L’islam, à l’origine, est une spiritualité séculaire (laïque). C’est à dire que l’islam n’a rien à voir ni avec l’État ni avec la politique. Le Prophète n’a fait que communiquer un message spirituel.
Il se trouve que cet islam originel a été détourné juste après le décès du prophète Mohamed, au profit d’un projet politico-religieux auquel on a donné le nom de « Califat ». Depuis, l’islam spirituel originel a été marginalisé et persécuté par les pouvoirs en place et les foukahas (docteurs de la loi musulmane) alliés historiques de ces pouvoirs. En effet de nombreux soufis ont été excommuniés et exécutés par les pouvoirs à la suite des fetwas (avis) décrétées par les foukahas. C’est le cas de Hadjar Ibn Adi, Halladj, Souhrawardi, Nassimi, Djami, pour ne citer que ceux-là. En revanche, les foukahas ont inventé une armada de textes et interprétations religieuses, afin de légitimer les agissements et politiques des pouvoirs en place (les califes), dont leurs conquêtes coloniales hégémoniques, officiellement et religieusement appelées « Djihad contre les mécréants » pour soi-disant « islamiser les populations non arabes ».
À la place de cet islam spirituel, les foukahas ont propagé un islam politique officiel qui a légitimé tous les pouvoirs temporels et détruit toute possibilité (théorique ou pratique) de vivre ensemble entre les différentes écoles musulmanes (doctrinales et jurisprudentielles telles que les Muatazilites, Ibadites, Philosophes, Soufis, etc.) sans parler des autres confessions telles que les Juifs et les Chrétiens qui étaient désormais considérés par les foukahas comme des « Dhimmis » c’est-à-dire pratiquement des « citoyens de deuxième collège ».
Le soufisme, représentant par excellence de la spiritualité musulmane, et contrairement au discours des foukahas, a de tout temps reflété l’image la plus belle et la plus lumineuse de l’islam, pour les valeurs d’amour, d’ouverture, de liberté, de vivre ensemble et d’universalité qu’il représente.
La destruction du vivre ensemble causée par la persécution du soufisme, est en grande partie responsable de la violence perpétrée malheureusement au nom de l’islam et qui a fait et continue à faire des milliers de victimes à travers le monde.
Par contre, les soufis n’ont jamais cautionné ou légitimé l’exclusion de l’autre, et encore moins la violence, sauf dans le cas de la résistance contre l’envahisseur étranger.
Mais pourquoi et comment les musulmans sont-ils passés de l’islam spirituel pacifiste et ouvert sur le monde, à un islam intégriste fermé, djihadiste et terroriste ?
Les causes du phénomène intégriste islamiste
Nulle part ailleurs que dans le monde musulman, le fanatisme religieux n’a fait, ces dernières années, autant de victimes, en Égypte, et surtout en Afghanistan, en Algérie, puis depuis quelques années en Syrie, en Iraq en Lybie et ailleurs, suite à la vague noire des « printemps arabes ».
Ce sont donc des raisons tout à fait particulières qui doivent expliquer la montée de l’intégrisme et du fanatisme islamique.

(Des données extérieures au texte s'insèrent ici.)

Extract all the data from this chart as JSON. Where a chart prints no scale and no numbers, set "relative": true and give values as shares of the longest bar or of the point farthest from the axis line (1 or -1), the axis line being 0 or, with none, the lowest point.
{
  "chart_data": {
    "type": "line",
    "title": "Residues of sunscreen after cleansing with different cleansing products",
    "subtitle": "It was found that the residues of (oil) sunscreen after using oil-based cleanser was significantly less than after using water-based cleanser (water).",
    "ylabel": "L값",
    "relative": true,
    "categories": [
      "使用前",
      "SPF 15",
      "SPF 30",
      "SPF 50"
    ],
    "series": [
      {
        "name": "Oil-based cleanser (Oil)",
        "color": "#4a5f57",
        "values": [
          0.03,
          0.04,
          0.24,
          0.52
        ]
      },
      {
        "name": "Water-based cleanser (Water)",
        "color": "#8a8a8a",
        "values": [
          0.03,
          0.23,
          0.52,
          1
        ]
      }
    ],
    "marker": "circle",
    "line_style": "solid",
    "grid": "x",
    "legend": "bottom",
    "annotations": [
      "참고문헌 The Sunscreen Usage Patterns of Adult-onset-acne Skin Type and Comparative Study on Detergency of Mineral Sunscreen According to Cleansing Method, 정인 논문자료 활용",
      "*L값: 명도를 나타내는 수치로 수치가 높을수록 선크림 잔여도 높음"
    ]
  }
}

À cet effet, on a souvent avancé les facteurs économiques et sociaux : la pauvreté, le chômage, la crise du logement, l’envahissement de la ville par la campagne, la corruption quand et là où elle existe, le régime politique, le système des libertés publiques, etc.

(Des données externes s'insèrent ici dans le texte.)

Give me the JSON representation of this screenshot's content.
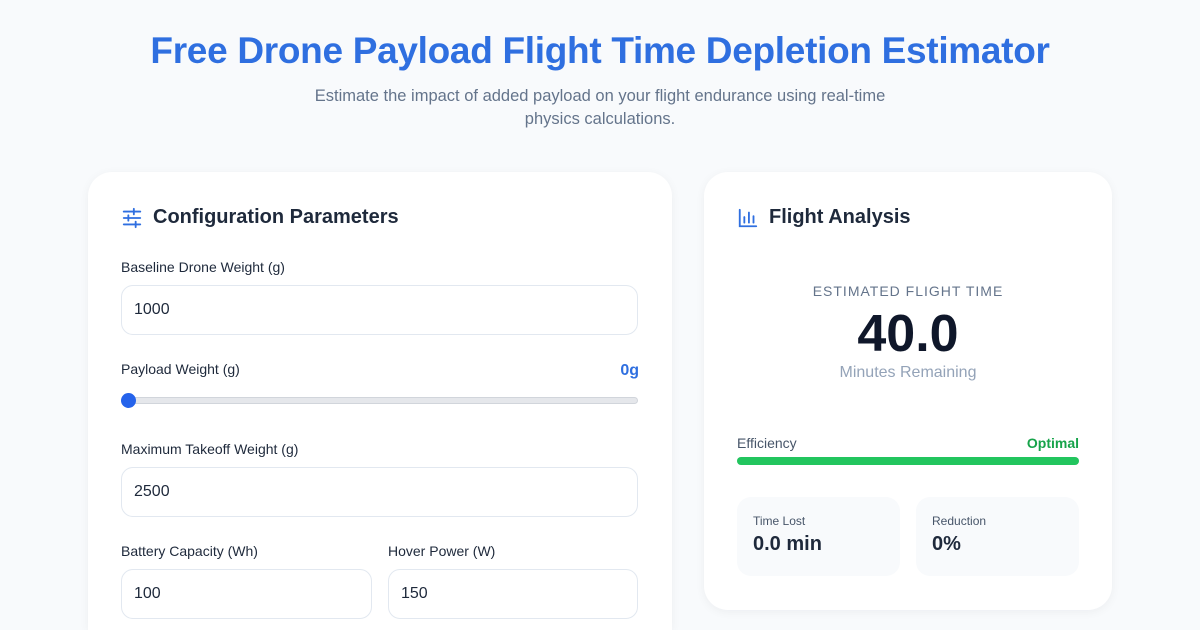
{
  "header": {
    "title": "Free Drone Payload Flight Time Depletion Estimator",
    "subtitle": "Estimate the impact of added payload on your flight endurance using real-time physics calculations."
  },
  "config": {
    "heading": "Configuration Parameters",
    "icon": "sliders-icon",
    "baseline_label": "Baseline Drone Weight (g)",
    "baseline_value": "1000",
    "payload_label": "Payload Weight (g)",
    "payload_display": "0g",
    "payload_value": 0,
    "mtow_label": "Maximum Takeoff Weight (g)",
    "mtow_value": "2500",
    "battery_label": "Battery Capacity (Wh)",
    "battery_value": "100",
    "hover_label": "Hover Power (W)",
    "hover_value": "150"
  },
  "analysis": {
    "heading": "Flight Analysis",
    "icon": "bar-chart-icon",
    "estimate_label": "ESTIMATED FLIGHT TIME",
    "estimate_value": "40.0",
    "estimate_unit": "Minutes Remaining",
    "efficiency_label": "Efficiency",
    "efficiency_status": "Optimal",
    "efficiency_percent": 100,
    "time_lost_label": "Time Lost",
    "time_lost_value": "0.0 min",
    "reduction_label": "Reduction",
    "reduction_value": "0%"
  },
  "colors": {
    "accent": "#2f6fe0",
    "success": "#22c55e",
    "success_text": "#16a34a"
  }
}
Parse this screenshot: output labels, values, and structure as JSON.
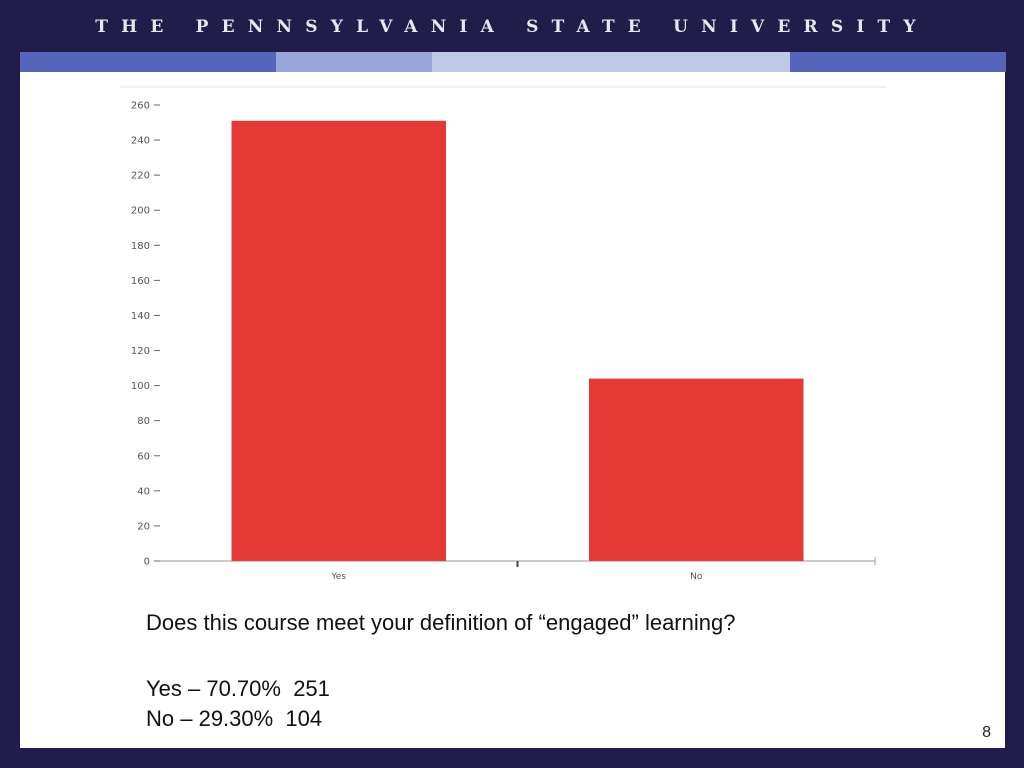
{
  "header": {
    "title": "THE PENNSYLVANIA STATE UNIVERSITY"
  },
  "slide": {
    "question": "Does this course meet your definition of “engaged” learning?",
    "results": [
      {
        "text": "Yes – 70.70%  251"
      },
      {
        "text": "No – 29.30%  104"
      }
    ],
    "page_number": "8"
  },
  "colors": {
    "background": "#211c4a",
    "slide": "#ffffff",
    "bar": "#e53935",
    "band_dark": "#5566b8",
    "band_light": "#bfc9e6"
  },
  "chart_data": {
    "type": "bar",
    "categories": [
      "Yes",
      "No"
    ],
    "values": [
      251,
      104
    ],
    "ylim": [
      0,
      260
    ],
    "yticks": [
      0,
      20,
      40,
      60,
      80,
      100,
      120,
      140,
      160,
      180,
      200,
      220,
      240,
      260
    ],
    "title": "",
    "xlabel": "",
    "ylabel": "",
    "grid": false,
    "bar_color": "#e53935"
  }
}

Loin de nous l’idée de négliger ces causes de mécontentement légitime dans nombre de pays. Mais, d’une part, le fondamentalisme existe partout dans le monde musulman, y compris dans les pays du Golfe où le niveau de vie est très élevé comparé aux autres pays arabes et musulmans. N’y souffre de pauvreté et d’exploitation parfois intolérable que la main-d’œuvre étrangère non occidentale. D’autre part, dans les pays non pétroliers où les causes de mécontentement économique et social sont réelles, une question se pose : ailleurs, partout dans le monde, ces facteurs sont invoqués en eux-mêmes ; les mouvements d’opinion se forment et les organisations se créent pour réclamer des logements, des augmentations de salaires ; alors pourquoi dans les pays musulmans ces différentes revendications sont-elles fondues dans une réclamation chimérique de retour à un État islamique où tous les problèmes seront résolus par la baguette magique de l’application de la charia (droit musulman classique) ? La réponse est-elle alors culturelle ?
On parle souvent des « particularités de la religion islamique » ou des « spécificités de la civilisation arabo-musulmane » qui doivent être respectées ; propos justes en eux-mêmes parce qu’ils signifient le respect de l’autre, mais qui ne justifient ni le retour aux châtiments corporels, ni le maintien de l’oppression de la femme, ni la reconstruction d’un État théocratique.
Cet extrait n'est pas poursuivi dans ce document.